Es sei wichtig, die Missbrauchsopfer vor Retraumatisierung zu schützen, so der Sprecher der Kommission, Gerhard Robbers, im Anschluss an die Pressekonferenz am Donnerstag. Deshalb würden diese auch nicht direkt angesprochen werden.

"Denn es kann sein, dass sie nichts mehr damit zu tun haben wollen. Dass sie nicht darauf angesprochen werden wollen. Deshalb hoffen wir, dass wir von den Betroffenen angesprochen werden."
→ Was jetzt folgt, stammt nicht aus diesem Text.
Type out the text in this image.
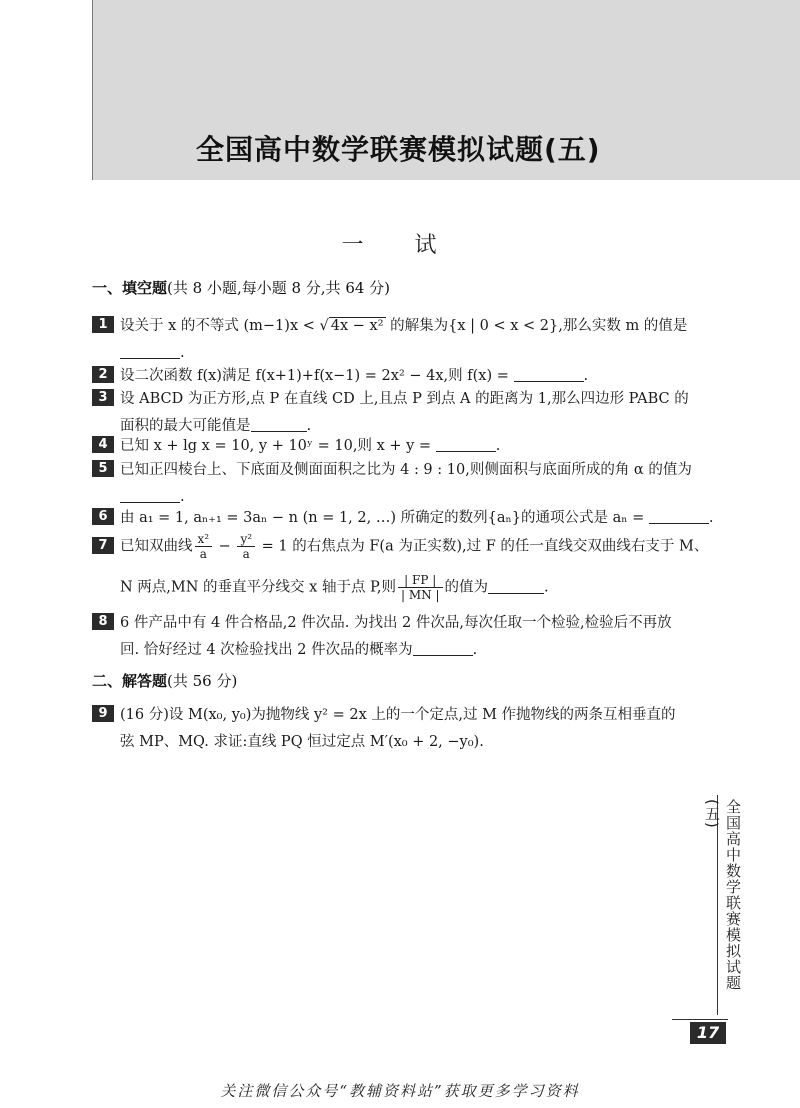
全国高中数学联赛模拟试题(五)
一 试
一、填空题(共 8 小题,每小题 8 分,共 64 分)
1 设关于 x 的不等式 (m−1)x < √ 4x − x² 的解集为{x | 0 < x < 2},那么实数 m 的值是
.
2 设二次函数 f(x)满足 f(x+1)+f(x−1) = 2x² − 4x,则 f(x) =	.
3 设 ABCD 为正方形,点 P 在直线 CD 上,且点 P 到点 A 的距离为 1,那么四边形 PABC 的
面积的最大可能值是	.
4 已知 x + lg x = 10, y + 10ʸ = 10,则 x + y =	.
5 已知正四棱台上、下底面及侧面面积之比为 4 : 9 : 10,则侧面积与底面所成的角 α 的值为
.
6 由 a₁ = 1, aₙ₊₁ = 3aₙ − n (n = 1, 2, …) 所确定的数列{aₙ}的通项公式是 aₙ =	.
7 已知双曲线 $\frac{\text{x²}}{a} - \frac{\text{y²}}{a} = 1$ 的右焦点为 F(a 为正实数),过 F 的任一直线交双曲线右支于 M、
N 两点,MN 的垂直平分线交 x 轴于点 P,则 $\frac{| FP |}{| MN |}$ 的值为	.
8 6 件产品中有 4 件合格品,2 件次品. 为找出 2 件次品,每次任取一个检验,检验后不再放
回. 恰好经过 4 次检验找出 2 件次品的概率为	.
二、解答题(共 56 分)
9 (16 分)设 M(x₀, y₀)为抛物线 y² = 2x 上的一个定点,过 M 作抛物线的两条互相垂直的
弦 MP、MQ. 求证:直线 PQ 恒过定点 M′(x₀ + 2, −y₀).
全国高中数学联赛模拟试题(五)
17
关注微信公众号“教辅资料站”获取更多学习资料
Opfer sollen zukünftig bessere Akteneinsicht bekommen

Die Akteneinsicht soll für Opfer in Zukunft leichter werden, so Bischof Ackermann. Bisher sei das aufgrund von Persönlichkeitsrechten der Täter nicht möglich gewesen. Seit Beginn diesen Jahres sei das neue Personalaktengesetz in Kraft. Damit würden die Akteneinsichtsrechte sehr transparent geregelt.

Opferinitiative stellt Unabhängigkeit der Kommission infrage

Schon im Vorfeld wurde die Arbeit der Kommission selbst kritisiert: Auf Initiative der Kommission seien mehrere ausführliche Gespräche mit der Opferinitiative "MissBit" geführt worden. Dabei sei deutlich geworden: Offenbar stellten Betroffene und Teile der Öffentlichkeit die Unabhängigkeit der Kommission infrage.
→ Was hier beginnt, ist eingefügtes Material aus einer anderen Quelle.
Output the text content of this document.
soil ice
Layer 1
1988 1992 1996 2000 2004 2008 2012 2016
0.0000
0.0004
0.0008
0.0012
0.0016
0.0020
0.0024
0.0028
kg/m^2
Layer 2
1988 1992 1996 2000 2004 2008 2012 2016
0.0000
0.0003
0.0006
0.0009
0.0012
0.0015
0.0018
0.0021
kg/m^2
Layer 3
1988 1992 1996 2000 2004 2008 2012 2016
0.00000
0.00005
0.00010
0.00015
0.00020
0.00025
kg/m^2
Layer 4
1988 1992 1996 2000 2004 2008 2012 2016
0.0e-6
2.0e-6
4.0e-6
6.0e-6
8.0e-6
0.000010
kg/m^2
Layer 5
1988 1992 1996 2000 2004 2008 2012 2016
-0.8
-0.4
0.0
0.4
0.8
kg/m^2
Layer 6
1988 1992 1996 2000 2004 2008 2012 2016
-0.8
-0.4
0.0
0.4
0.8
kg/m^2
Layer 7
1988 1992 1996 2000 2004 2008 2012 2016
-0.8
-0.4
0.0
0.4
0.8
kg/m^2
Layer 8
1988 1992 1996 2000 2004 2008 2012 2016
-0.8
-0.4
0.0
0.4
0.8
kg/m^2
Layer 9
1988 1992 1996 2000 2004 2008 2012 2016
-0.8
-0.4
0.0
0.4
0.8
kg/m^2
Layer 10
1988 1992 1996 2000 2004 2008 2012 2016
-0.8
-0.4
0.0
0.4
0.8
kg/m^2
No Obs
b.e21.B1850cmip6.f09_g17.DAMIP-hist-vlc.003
Auch darauf geht die Kommission in ihrem Zwischenbericht ein: Zwar halte man die Zweifel an der Unabhängigkeit für unbegründet. Man sehe diese Zweifel aber auch als Beleg dafür, dass die katholische Kirche an sich Glaubwürdigkeit verliert.

Die Kommission fragt sich deshalb, ob es sinnvoll wäre, wenn die Unabhängige Beauftragte der Bundesregierung gegen sexuellen Kindesmissbrauch die Mitglieder der Kommission mit berufen dürfte.

Stiftung gegründet

Die weitere Arbeit der Kommission ist derweil gesichert: Nach eigenen Angaben wurde die "Stiftung Aufarbeitung sexuellen Missbrauchs im Bistum Trier" gegründet, um die Aufarbeitung und die Studie dafür zu finanzieren.

Trier

Vor Zwischenbericht zu sexuellem Missbrauch Missbrauchsopfer erhebt Vorwürfe gegen Trierer Aufarbeitungskommission

Der erste Bericht der Aufarbeitungskommission zu sexuellem Missbrauch im Bistum Trier soll morgen erscheinen. Die Süddeutsche berichtet jetzt aber von Vorwürfen eines Opfers.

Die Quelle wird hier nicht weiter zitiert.